BMJ 1996; 313 doi: http://dx.doi.org/10.1136/bmj.313.7071.1548a (Published 14 December 1996) Cite this as: BMJ 1996;313:1548
  1. J M Dixon,
  2. B Norman
  1. Honorary senior lecturer in surgery Edinburgh Breast Unit, Department of Surgery, University of Edinburgh, Royal Infirmary, Edinburgh EH3 9YW
  2. Phase III medical student University of Edinburgh

    EDITOR,—Eva Grunfeld and colleagues state that most recurrences of breast cancer (18 out of 25) were detected by the women themselves between routine visits.1 One must be clear why patients with breast cancer have regular follow up. It is not to detect metastatic disease, as there is clear evidence that early detection and treatment of such disease do not produce benefits.2 The aim is to detect local recurrence so that treatment can be introduced at a stage that optimises the probability of maintaining long term locoregional control.

    We have recently reviewed recurrences occurring in the breast after treatment by wide local excision and radiotherapy.
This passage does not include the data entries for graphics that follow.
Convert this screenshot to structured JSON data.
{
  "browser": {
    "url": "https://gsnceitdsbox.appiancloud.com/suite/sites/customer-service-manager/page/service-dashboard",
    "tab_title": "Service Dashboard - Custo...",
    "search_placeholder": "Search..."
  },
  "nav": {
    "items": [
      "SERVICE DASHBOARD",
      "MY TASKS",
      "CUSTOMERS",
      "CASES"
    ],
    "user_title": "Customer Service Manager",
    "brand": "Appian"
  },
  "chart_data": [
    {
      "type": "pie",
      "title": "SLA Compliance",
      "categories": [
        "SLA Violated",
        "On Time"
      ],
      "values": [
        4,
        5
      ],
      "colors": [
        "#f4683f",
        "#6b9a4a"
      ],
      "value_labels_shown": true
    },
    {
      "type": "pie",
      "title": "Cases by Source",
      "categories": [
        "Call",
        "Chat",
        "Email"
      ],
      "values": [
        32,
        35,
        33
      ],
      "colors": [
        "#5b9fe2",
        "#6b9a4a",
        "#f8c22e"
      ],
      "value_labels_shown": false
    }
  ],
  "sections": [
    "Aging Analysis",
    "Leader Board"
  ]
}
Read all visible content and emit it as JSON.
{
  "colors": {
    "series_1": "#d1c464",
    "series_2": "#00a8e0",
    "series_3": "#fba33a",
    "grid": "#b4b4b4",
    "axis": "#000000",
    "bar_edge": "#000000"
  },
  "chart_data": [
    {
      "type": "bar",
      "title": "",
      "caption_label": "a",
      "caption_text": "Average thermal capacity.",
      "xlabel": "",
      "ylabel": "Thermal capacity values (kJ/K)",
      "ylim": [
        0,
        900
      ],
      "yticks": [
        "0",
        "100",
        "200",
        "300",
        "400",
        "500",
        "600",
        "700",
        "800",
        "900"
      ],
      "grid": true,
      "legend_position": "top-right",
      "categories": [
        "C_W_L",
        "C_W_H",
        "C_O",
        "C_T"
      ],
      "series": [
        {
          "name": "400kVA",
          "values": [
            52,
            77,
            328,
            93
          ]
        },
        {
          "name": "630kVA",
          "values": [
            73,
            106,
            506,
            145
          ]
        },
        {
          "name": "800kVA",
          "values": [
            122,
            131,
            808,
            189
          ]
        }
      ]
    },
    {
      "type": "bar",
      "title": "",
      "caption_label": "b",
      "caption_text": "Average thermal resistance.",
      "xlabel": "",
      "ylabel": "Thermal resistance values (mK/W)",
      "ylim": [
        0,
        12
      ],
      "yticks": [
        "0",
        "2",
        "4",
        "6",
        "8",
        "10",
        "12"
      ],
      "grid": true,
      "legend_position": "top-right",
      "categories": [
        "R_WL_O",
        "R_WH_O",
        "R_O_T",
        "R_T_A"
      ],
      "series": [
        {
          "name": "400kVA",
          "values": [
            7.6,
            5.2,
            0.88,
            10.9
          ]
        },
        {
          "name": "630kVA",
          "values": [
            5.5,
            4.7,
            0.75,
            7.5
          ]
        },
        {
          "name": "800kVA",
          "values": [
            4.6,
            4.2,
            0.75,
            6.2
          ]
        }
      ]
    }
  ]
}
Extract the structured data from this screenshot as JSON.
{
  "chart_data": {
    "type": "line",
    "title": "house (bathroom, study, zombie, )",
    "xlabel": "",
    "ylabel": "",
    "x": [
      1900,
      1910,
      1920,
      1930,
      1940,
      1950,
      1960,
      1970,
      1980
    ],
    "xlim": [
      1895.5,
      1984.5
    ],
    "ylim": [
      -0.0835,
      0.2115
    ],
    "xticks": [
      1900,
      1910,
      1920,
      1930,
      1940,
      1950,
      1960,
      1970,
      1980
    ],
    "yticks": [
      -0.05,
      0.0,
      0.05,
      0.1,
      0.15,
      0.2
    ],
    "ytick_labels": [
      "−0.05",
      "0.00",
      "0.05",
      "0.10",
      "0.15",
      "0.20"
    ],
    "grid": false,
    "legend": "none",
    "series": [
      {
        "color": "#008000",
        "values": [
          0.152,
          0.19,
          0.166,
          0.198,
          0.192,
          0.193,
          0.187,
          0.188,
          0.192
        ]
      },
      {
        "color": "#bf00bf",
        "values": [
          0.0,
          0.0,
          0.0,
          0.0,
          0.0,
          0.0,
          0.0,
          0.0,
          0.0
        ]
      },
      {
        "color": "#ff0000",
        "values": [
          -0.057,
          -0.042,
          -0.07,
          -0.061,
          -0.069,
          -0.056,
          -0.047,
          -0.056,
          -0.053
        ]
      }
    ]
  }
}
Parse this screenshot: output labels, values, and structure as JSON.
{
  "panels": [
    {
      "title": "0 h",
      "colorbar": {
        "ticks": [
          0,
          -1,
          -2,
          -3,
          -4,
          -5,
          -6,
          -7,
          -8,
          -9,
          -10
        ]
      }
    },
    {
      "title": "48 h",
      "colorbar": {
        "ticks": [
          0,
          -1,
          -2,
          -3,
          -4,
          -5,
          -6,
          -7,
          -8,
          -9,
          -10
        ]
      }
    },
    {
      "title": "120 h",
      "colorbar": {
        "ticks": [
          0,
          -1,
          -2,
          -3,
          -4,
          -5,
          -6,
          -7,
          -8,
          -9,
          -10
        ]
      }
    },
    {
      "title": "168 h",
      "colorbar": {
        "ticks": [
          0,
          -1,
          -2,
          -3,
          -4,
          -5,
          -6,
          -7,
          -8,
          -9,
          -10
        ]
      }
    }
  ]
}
In a series of 55 patients 10 such recurrences were detected by patients themselves, 23 by regular clinical examination in our follow up clinic, and 22 by annual mammography. Recurrences detected by patients were larger than those in the two other groups. Of the 23 detected by regular clinical examination, eight were not visible on mammography. All but one patient with an asymptomatic recurrence were free of metastatic disease and were suitable for a further excision or a mastectomy, compared with six of the 10 with symptoms.

    Our data show that regular clinical follow up does detect local recurrence after breast conservation. After surgery and radiotherapy breasts are difficult to assess, and detecting local recurrences requires specific training. In the Edinburgh Breast Unit trained breast physicians undertake long term follow up of these patients. Each patient is assigned to a specific doctor, and this gets round the biggest complaint of patients attending long term follow up clinics, which is that they see a different doctor each time they visit. It is also a cost effective use of resources, with each doctor seeing 20–24 patients per session.

    As Grunfeld and colleagues point out, their study “provides only limited information about local recurrence.” Our data suggest that, in contrast to metastases, over 80% of recurrences that develop after breast conservation are detected by regular hospital visits. Before regular hospital follow up is abandoned for patients with breast cancer a further study looking specifically at the problem of local recurrence is clearly required.